City should get compensation
This is an archived article that was published on sltrib.com in 2012, and information in the article may be outdated. It is provided only for personal research purposes and may not be reprinted.

If the Salt Lake City Council decides to give up the free-fare zone for UTA buses downtown, it should get something in return. That something should be direct TRAX service from downtown to the university and greater frequency on city bus routes.

The Achilles heel of the Utah Transit Authority system is the long time between buses. That is compounded when TRAX and bus schedules do not synchronize. Nothing is more frustrating for a passenger than to arrive on a train and see his connecting bus driving away from the stop. If the wait for the next bus is 30 minutes, that's a big chunk of time out of a commuter's life. If the next bus is not scheduled for two hours, the commuter is unlikely to remain a UTA customer.

One reason that TRAX trains are popular is that the time between trains is 15 minutes on weekdays. If you miss a train, that can be annoying, but you know another is coming soon. Not so with buses.

In fact, UTA service in the city has deteriorated consistently over time. The last major reorganization of bus routes cut service citywide in order to deploy more buses to the hinterlands. Many city patrons protested, and they won some concessions, but overall, service still declined.

When UTA inaugurated the Mid-Jordan and West Valley City TRAX lines last year, it added insult to injury by discontinuing direct service on the University line between downtown and the university. Since that time, downtown commuters have had to change trains at the Courthouse station, and the schedules rarely are in sync.

It's no wonder, then, that the Downtown Alliance wants direct TRAX service to the university restored if UTA insists on ending the free-fare zone for buses downtown.

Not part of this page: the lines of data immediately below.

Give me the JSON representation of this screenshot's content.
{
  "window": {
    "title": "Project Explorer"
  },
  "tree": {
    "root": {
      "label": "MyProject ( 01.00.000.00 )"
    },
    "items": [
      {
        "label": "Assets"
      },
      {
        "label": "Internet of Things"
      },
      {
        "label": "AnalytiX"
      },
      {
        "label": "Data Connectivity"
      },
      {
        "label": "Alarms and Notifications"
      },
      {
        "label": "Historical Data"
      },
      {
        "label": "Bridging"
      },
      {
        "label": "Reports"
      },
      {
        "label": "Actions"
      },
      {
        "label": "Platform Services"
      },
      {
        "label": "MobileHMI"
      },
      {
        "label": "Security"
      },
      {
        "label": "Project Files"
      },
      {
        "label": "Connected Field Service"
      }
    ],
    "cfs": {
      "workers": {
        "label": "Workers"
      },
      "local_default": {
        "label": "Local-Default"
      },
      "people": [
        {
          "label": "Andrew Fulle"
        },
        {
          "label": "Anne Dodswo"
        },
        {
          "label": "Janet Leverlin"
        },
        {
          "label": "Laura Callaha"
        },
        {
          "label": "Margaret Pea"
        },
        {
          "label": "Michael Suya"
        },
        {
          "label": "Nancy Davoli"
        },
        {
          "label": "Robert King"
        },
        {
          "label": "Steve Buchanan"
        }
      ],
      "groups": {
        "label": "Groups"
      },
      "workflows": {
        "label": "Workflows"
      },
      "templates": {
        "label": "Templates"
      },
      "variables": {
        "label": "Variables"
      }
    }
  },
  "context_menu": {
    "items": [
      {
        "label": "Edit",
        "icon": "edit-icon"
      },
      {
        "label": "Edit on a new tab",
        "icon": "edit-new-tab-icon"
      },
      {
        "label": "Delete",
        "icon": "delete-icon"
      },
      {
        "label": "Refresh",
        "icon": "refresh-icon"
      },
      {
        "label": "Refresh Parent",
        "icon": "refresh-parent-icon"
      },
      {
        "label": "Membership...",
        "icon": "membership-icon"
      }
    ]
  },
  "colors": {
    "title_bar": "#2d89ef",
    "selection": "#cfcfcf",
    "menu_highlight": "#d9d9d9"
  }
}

In 1996, a UTA contract promised the city a free-fare zone downtown for 100 years. Now, however, the agency says it can no longer afford the $100,000 in lost revenues due to free bus fares. It proposes to end the zone in August, but retain the TRAX free-fare zone, which costs the agency an estimated $900,000 a year. But city attorneys say the city must get something in return if the free-fare zone for buses ends.

Another proposal for a trade-off would be a low-fare circulator route around the downtown periphery. That makes the least sense to us. Downtown already has a circulator in TRAX.

We do support the agency's proposed move to distance-based fares. That would give city riders a break because their trips are shorter.

But long term, the system will never work well until bus frequency improves.